Once upon a time, giant Fairbanks Morse engines were used in power stations, mills, irrigation and pumping stations, and manufacturing and rock crushing plants all over the country. These days, the company makes diesel engines for the marine and locomotive industries. However, you can still find these old 32s in various abandoned mills, and those with the know-how like to preserve them and show them off during various demonstrations.
For one of these demonstrations in Pottsville, Oregon back in 2011, a 1936 Fairbanks Morse Model 32D started up and freakin' shook the ground. Owned by the Pottsville Historical Museum near Grant's Pass, Oregon, this particular engine weighs around 60,000 pounds, with the flywheel alone weighing about 12,000 pounds. Yeah, it's a big 'un. Just watch that thing spew out smoke!
If you're interested in learning more about the massive engines like the one you just saw, here's a little more info.
Per Train Fanatics:
The 1936 Fairbanks Morse Model 32D Stationary Engine is a classic piece of machinery that had 6 cylinders! Built by the Fairbanks Morse & Company, which originated in 1832, when Thaddeus Fairbanks first patented the platform scale.
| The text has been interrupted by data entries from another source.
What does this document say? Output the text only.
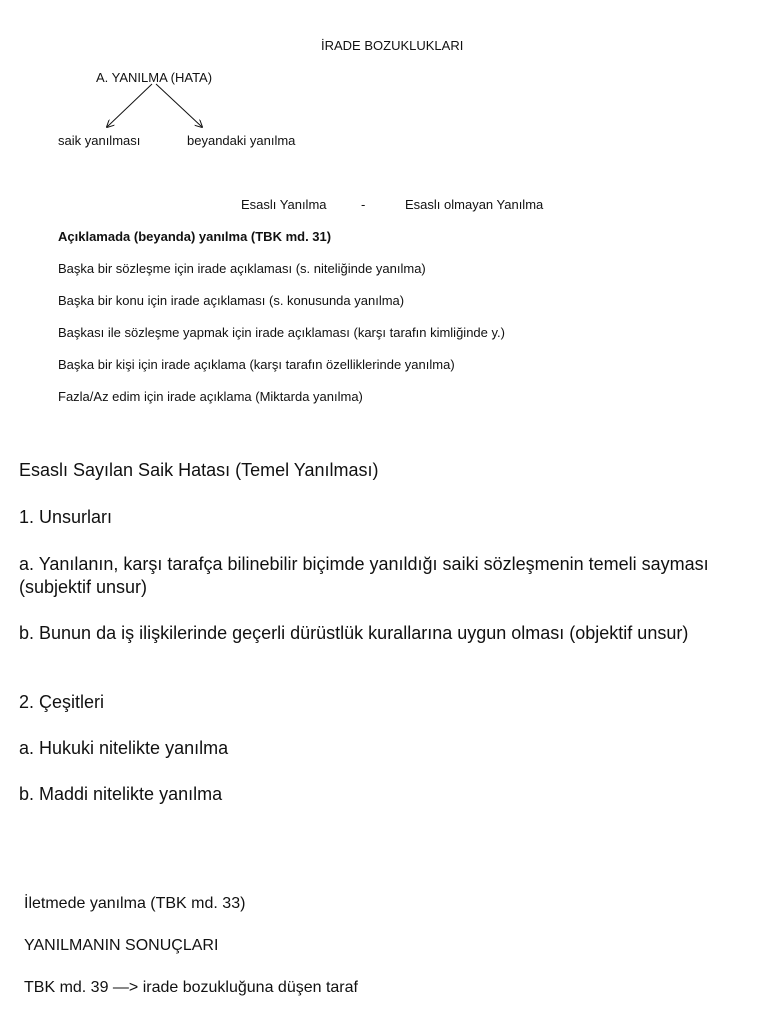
İRADE BOZUKLUKLARI
A. YANILMA (HATA)
saik yanılması	beyandaki yanılma
Esaslı Yanılma	-	Esaslı olmayan Yanılma
Açıklamada (beyanda) yanılma (TBK md. 31)
Başka bir sözleşme için irade açıklaması (s. niteliğinde yanılma)
Başka bir konu için irade açıklaması (s. konusunda yanılma)
Başkası ile sözleşme yapmak için irade açıklaması (karşı tarafın kimliğinde y.)
Başka bir kişi için irade açıklama (karşı tarafın özelliklerinde yanılma)
Fazla/Az edim için irade açıklama (Miktarda yanılma)
Esaslı Sayılan Saik Hatası (Temel Yanılması)
1. Unsurları
a. Yanılanın, karşı tarafça bilinebilir biçimde yanıldığı saiki sözleşmenin temeli sayması (subjektif unsur)
b. Bunun da iş ilişkilerinde geçerli dürüstlük kurallarına uygun olması (objektif unsur)
2. Çeşitleri
a. Hukuki nitelikte yanılma
b. Maddi nitelikte yanılma
İletmede yanılma (TBK md. 33)
YANILMANIN SONUÇLARI
TBK md. 39 —> irade bozukluğuna düşen taraf
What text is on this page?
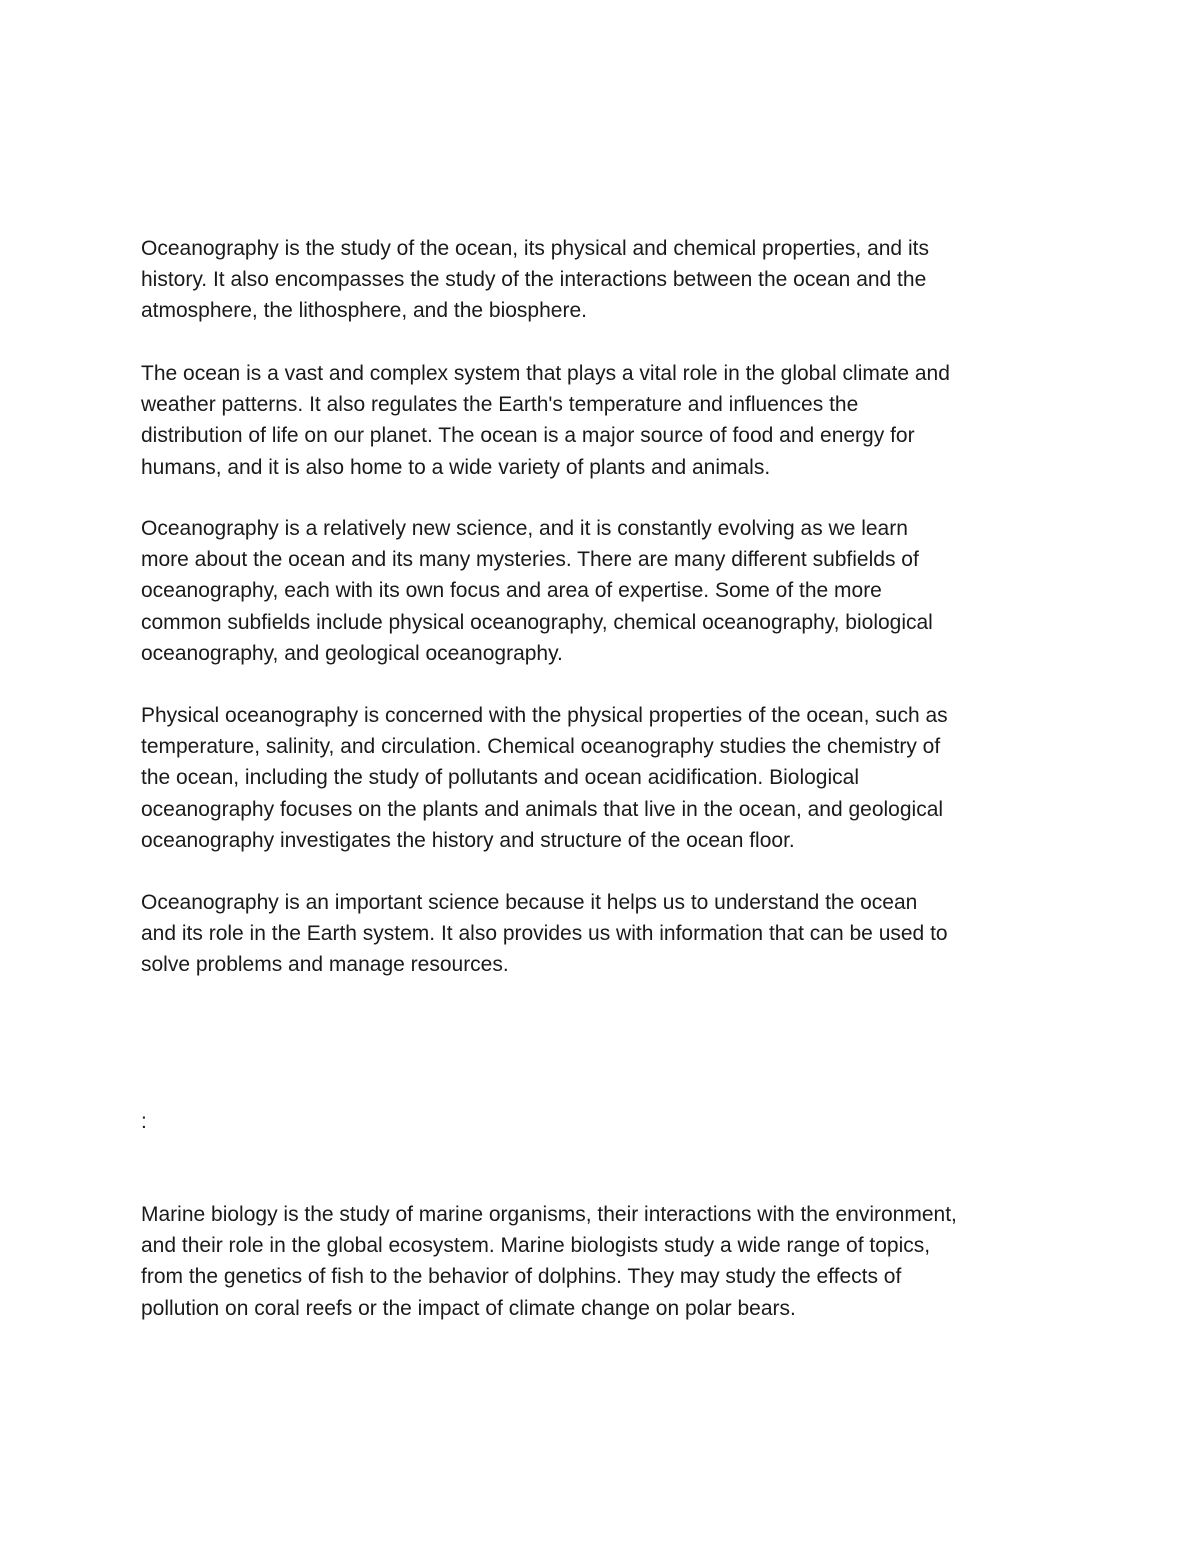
Oceanography is the study of the ocean, its physical and chemical properties, and its
history. It also encompasses the study of the interactions between the ocean and the
atmosphere, the lithosphere, and the biosphere.

The ocean is a vast and complex system that plays a vital role in the global climate and
weather patterns. It also regulates the Earth's temperature and influences the
distribution of life on our planet. The ocean is a major source of food and energy for
humans, and it is also home to a wide variety of plants and animals.

Oceanography is a relatively new science, and it is constantly evolving as we learn
more about the ocean and its many mysteries. There are many different subfields of
oceanography, each with its own focus and area of expertise. Some of the more
common subfields include physical oceanography, chemical oceanography, biological
oceanography, and geological oceanography.

Physical oceanography is concerned with the physical properties of the ocean, such as
temperature, salinity, and circulation. Chemical oceanography studies the chemistry of
the ocean, including the study of pollutants and ocean acidification. Biological
oceanography focuses on the plants and animals that live in the ocean, and geological
oceanography investigates the history and structure of the ocean floor.

Oceanography is an important science because it helps us to understand the ocean
and its role in the Earth system. It also provides us with information that can be used to
solve problems and manage resources.

:

Marine biology is the study of marine organisms, their interactions with the environment,
and their role in the global ecosystem. Marine biologists study a wide range of topics,
from the genetics of fish to the behavior of dolphins. They may study the effects of
pollution on coral reefs or the impact of climate change on polar bears.
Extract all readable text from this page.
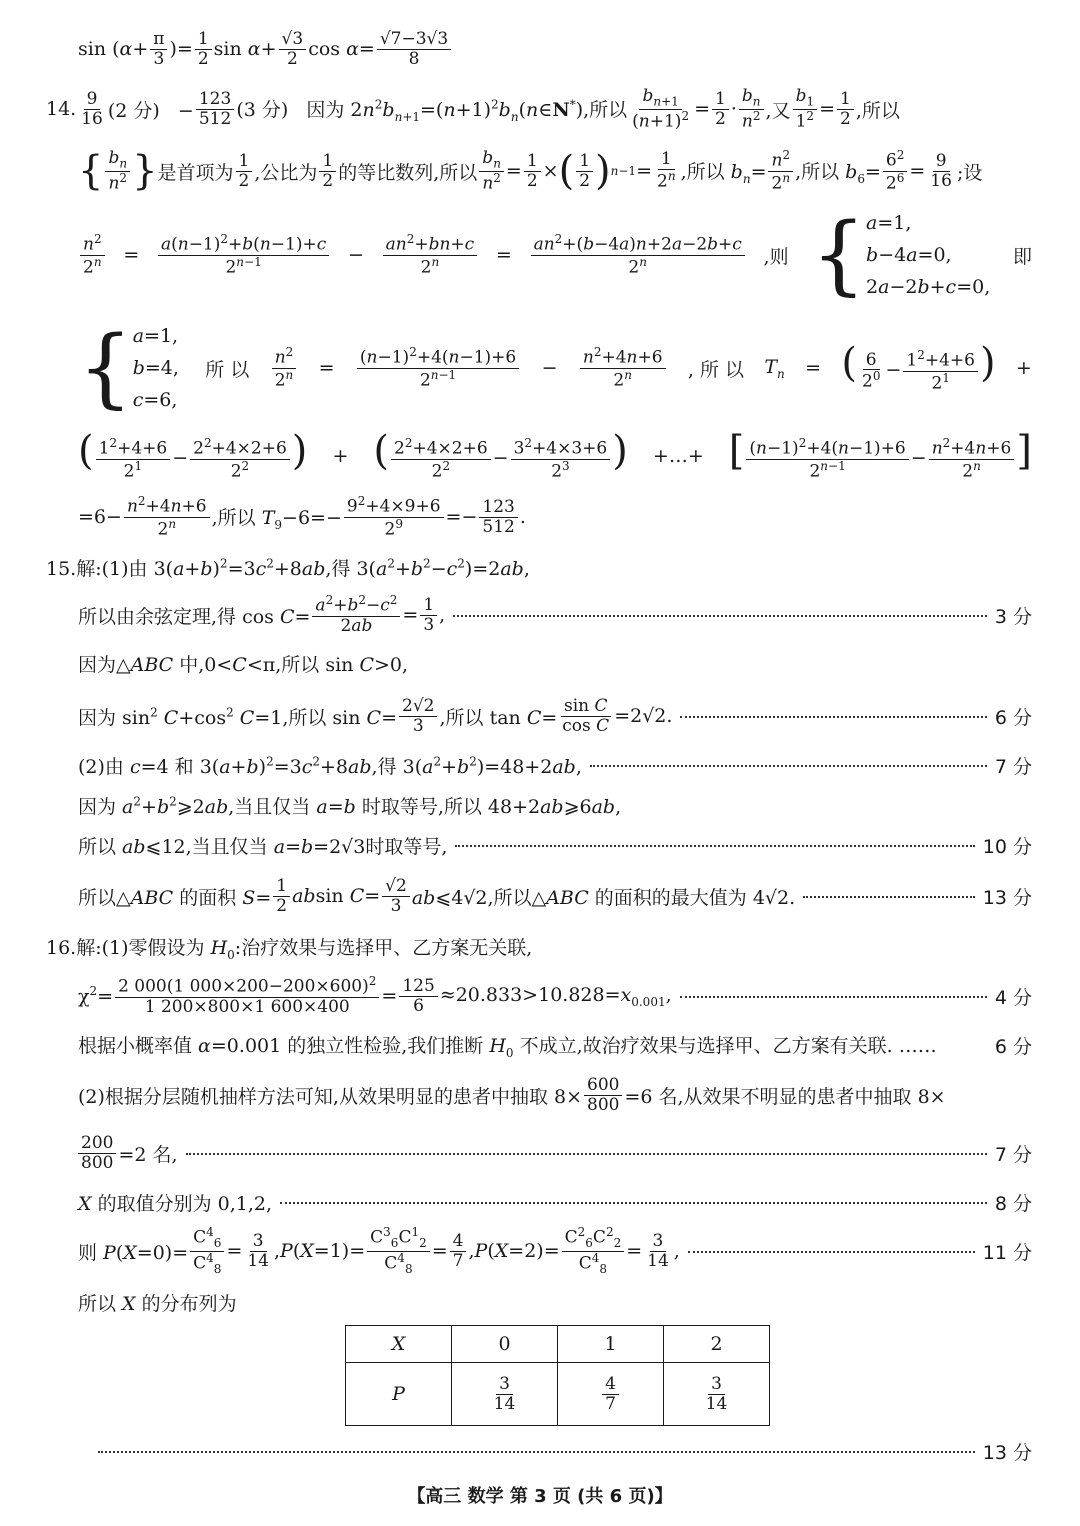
$\sin (\alpha+ \frac{\pi}{3}$ )= $\frac{1}{2}$ $\sin \alpha+ \frac{√3}{2}$ $\cos \alpha= \frac{√7-3√3}{8}$
14. 9
16 (2 分)   − $\frac{123}{512} (3$ 分)   因为 $2n^2b_{n+1}=(n+1)^2b_n(n\in N^*)$,所以 $\frac{b_{n+1}}{(n+1)^2} = \frac{1}{2}$ ·
$b_n$
$n^2$ ,又 $\frac{b_1}{1^2} = \frac{1}{2}$ ,所以
{ $b_n$
$n^2$ } 是首项为
1
2 ,公比为
1
2 的等比数列,所以 $\frac{b_n}{n^2} = \frac{1}{2}$ × ( 1
2 ) $n-1 = \frac{1}{2^n}$ ,所以 $b_n= \frac{n^2}{2^n}$ ,所以 $b_6= \frac{6^2}{2^6} = \frac{9}{16}$ ;设
$\frac{n^2}{2^n} = \frac{a(n-1)^2+b(n-1)+c}{2^{n-1}} - \frac{an^2+bn+c}{2^n} = \frac{an^2+(b-4a)n+2a-2b+c}{2^n}$ ,则 { a=1,
b−4a=0,
2a−2b+c=0,
即
{ a=1,
b=4,
c=6,
所 以 $\frac{n^2}{2^n} = \frac{(n-1)^2+4(n-1)+6}{2^{n-1}} - \frac{n^2+4n+6}{2^n}$ , 所 以 $T_n$ = ( $\frac{6}{2^0} - \frac{1^2+4+6}{2^1}$ ) +
( $\frac{1^2+4+6}{2^1} - \frac{2^2+4\times 2+6}{2^2}$ ) + ( $\frac{2^2+4\times 2+6}{2^2} - \frac{3^2+4\times 3+6}{2^3}$ ) +…+ [ $\frac{(n-1)^2+4(n-1)+6}{2^{n-1}} - \frac{n^2+4n+6}{2^n}$ ]
$=6- \frac{n^2+4n+6}{2^n}$ ,所以 $T_9-6=- \frac{9^2+4\times 9+6}{2^9} =- \frac{123}{512}$ .
15.解:(1)由 $3(a+b)^2=3c^2+8ab$,得 $3(a^2+b^2-c^2)=2ab$,
所以由余弦定理,得 $\cos C= \frac{a^2+b^2-c^2}{2ab} = \frac{1}{3}$ ,	3 分
因为△ABC 中,0<C<π,所以 sin C>0,
因为 $\sin^2 C+\cos^2$ C=1,所以 $\sin C= \frac{2√2}{3}$ ,所以 $\tan C= \frac{\text{sin C}}{\text{cos C}} =2√2$.	6 分
(2)由 c=4 和 $3(a+b)^2=3c^2+8ab$,得 $3(a^2+b^2)=48+2ab$,	7 分
因为 $a^2+b^2⩾2ab$,当且仅当 a=b 时取等号,所以 48+2ab⩾6ab,
所以 ab⩽12,当且仅当 a=b=2√3时取等号,	10 分
所以△ABC 的面积 $S= \frac{1}{2}$ absin $C= \frac{√2}{3}$ ab⩽4√2,所以△ABC 的面积的最大值为 4√2.	13 分
16.解:(1)零假设为 $H_0$:治疗效果与选择甲、乙方案无关联,
$\chi^2= \frac{2 000(1 000\times 200-200\times 600)^2}{1 200\times 800\times 1 600\times 400} = \frac{125}{6} \approx 20.833>10.828=x_{0.001}$,	4 分
根据小概率值 α=0.001 的独立性检验,我们推断 $H_0$ 不成立,故治疗效果与选择甲、乙方案有关联. ……	6 分
(2)根据分层随机抽样方法可知,从效果明显的患者中抽取 $8\times \frac{600}{800} =6$ 名,从效果不明显的患者中抽取 8×
$\frac{200}{800} =2$ 名,	7 分
X 的取值分别为 0,1,2,	8 分
则 $P(X=0)= \frac{C^4_6}{C^4_8} = \frac{3}{14} ,P(X=1)= \frac{C^3_6C^1_2}{C^4_8} = \frac{4}{7} ,P(X=2)= \frac{C^2_6C^2_2}{C^4_8} = \frac{3}{14}$ ,	11 分
所以 X 的分布列为
X	0	1	2
P	$\frac{3}{14}$	$\frac{4}{7}$	$\frac{3}{14}$
13 分
【高三 数学 第 3 页 (共 6 页)】
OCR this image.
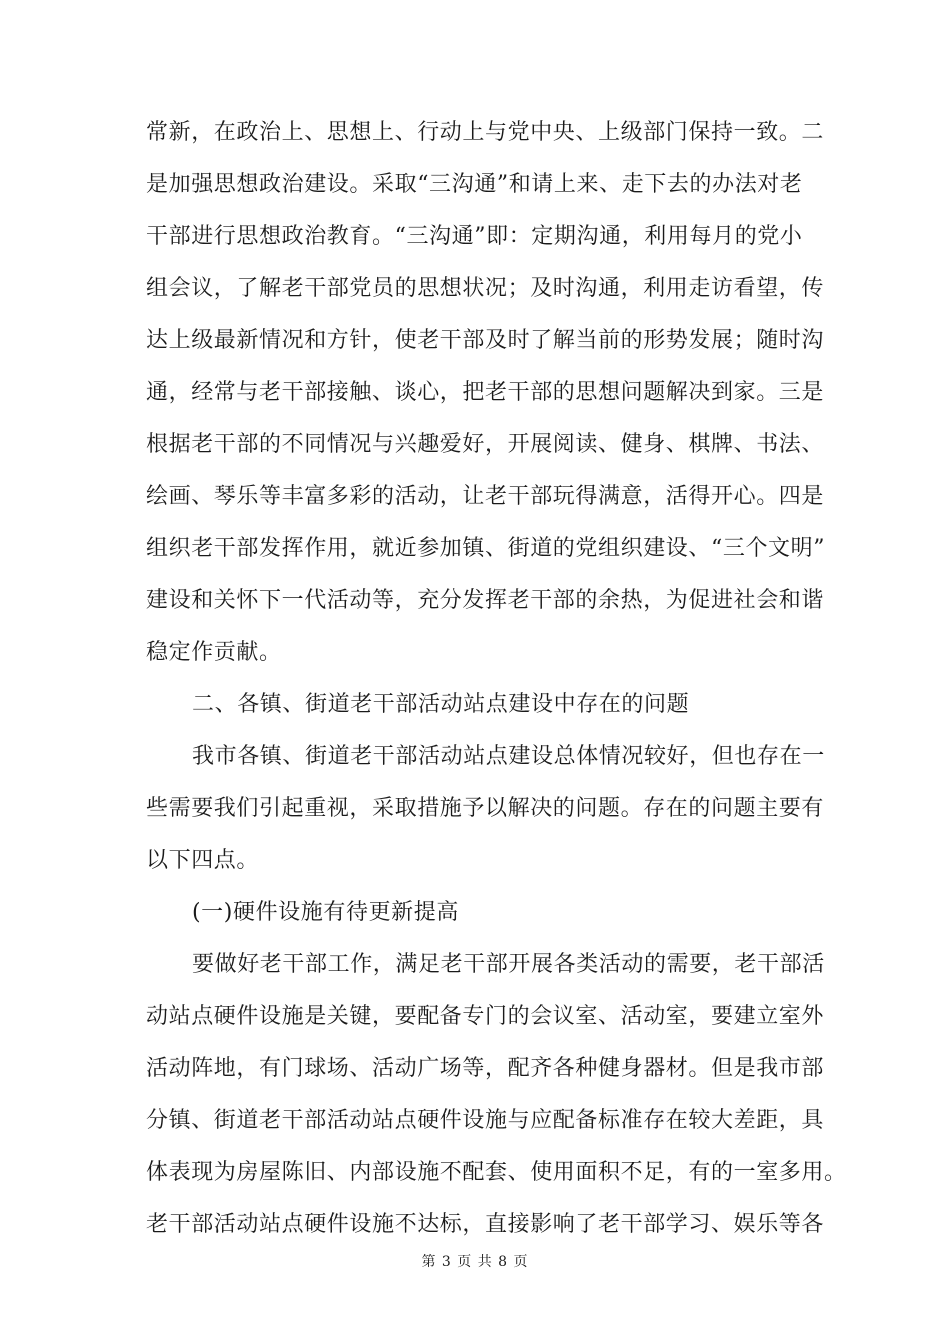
常新，在政治上、思想上、行动上与党中央、上级部门保持一致。二
是加强思想政治建设。采取“三沟通”和请上来、走下去的办法对老
干部进行思想政治教育。“三沟通”即：定期沟通，利用每月的党小
组会议，了解老干部党员的思想状况；及时沟通，利用走访看望，传
达上级最新情况和方针，使老干部及时了解当前的形势发展；随时沟
通，经常与老干部接触、谈心，把老干部的思想问题解决到家。三是
根据老干部的不同情况与兴趣爱好，开展阅读、健身、棋牌、书法、
绘画、琴乐等丰富多彩的活动，让老干部玩得满意，活得开心。四是
组织老干部发挥作用，就近参加镇、街道的党组织建设、“三个文明”
建设和关怀下一代活动等，充分发挥老干部的余热，为促进社会和谐
稳定作贡献。
二、各镇、街道老干部活动站点建设中存在的问题
我市各镇、街道老干部活动站点建设总体情况较好，但也存在一
些需要我们引起重视，采取措施予以解决的问题。存在的问题主要有
以下四点。
(一)硬件设施有待更新提高
要做好老干部工作，满足老干部开展各类活动的需要，老干部活
动站点硬件设施是关键，要配备专门的会议室、活动室，要建立室外
活动阵地，有门球场、活动广场等，配齐各种健身器材。但是我市部
分镇、街道老干部活动站点硬件设施与应配备标准存在较大差距，具
体表现为房屋陈旧、内部设施不配套、使用面积不足，有的一室多用。
老干部活动站点硬件设施不达标，直接影响了老干部学习、娱乐等各
第 3 页 共 8 页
The Fairbanks Morse Model 32D Stationary Engines were built for service in power stations, pumping stations and manufacturing plants, among other uses. They were very reliable and required very little maintenance due to their all cast iron construction.
The engines were air started by using a 250 psi (17.2) bar. The operators would insert the bar into the holes in the fly wheel and give it a crank to ramp up the pressure in the cylinders.
Can you imagine a time when we still used ridiculously bulky, smoke-spewing machines like this? Wild!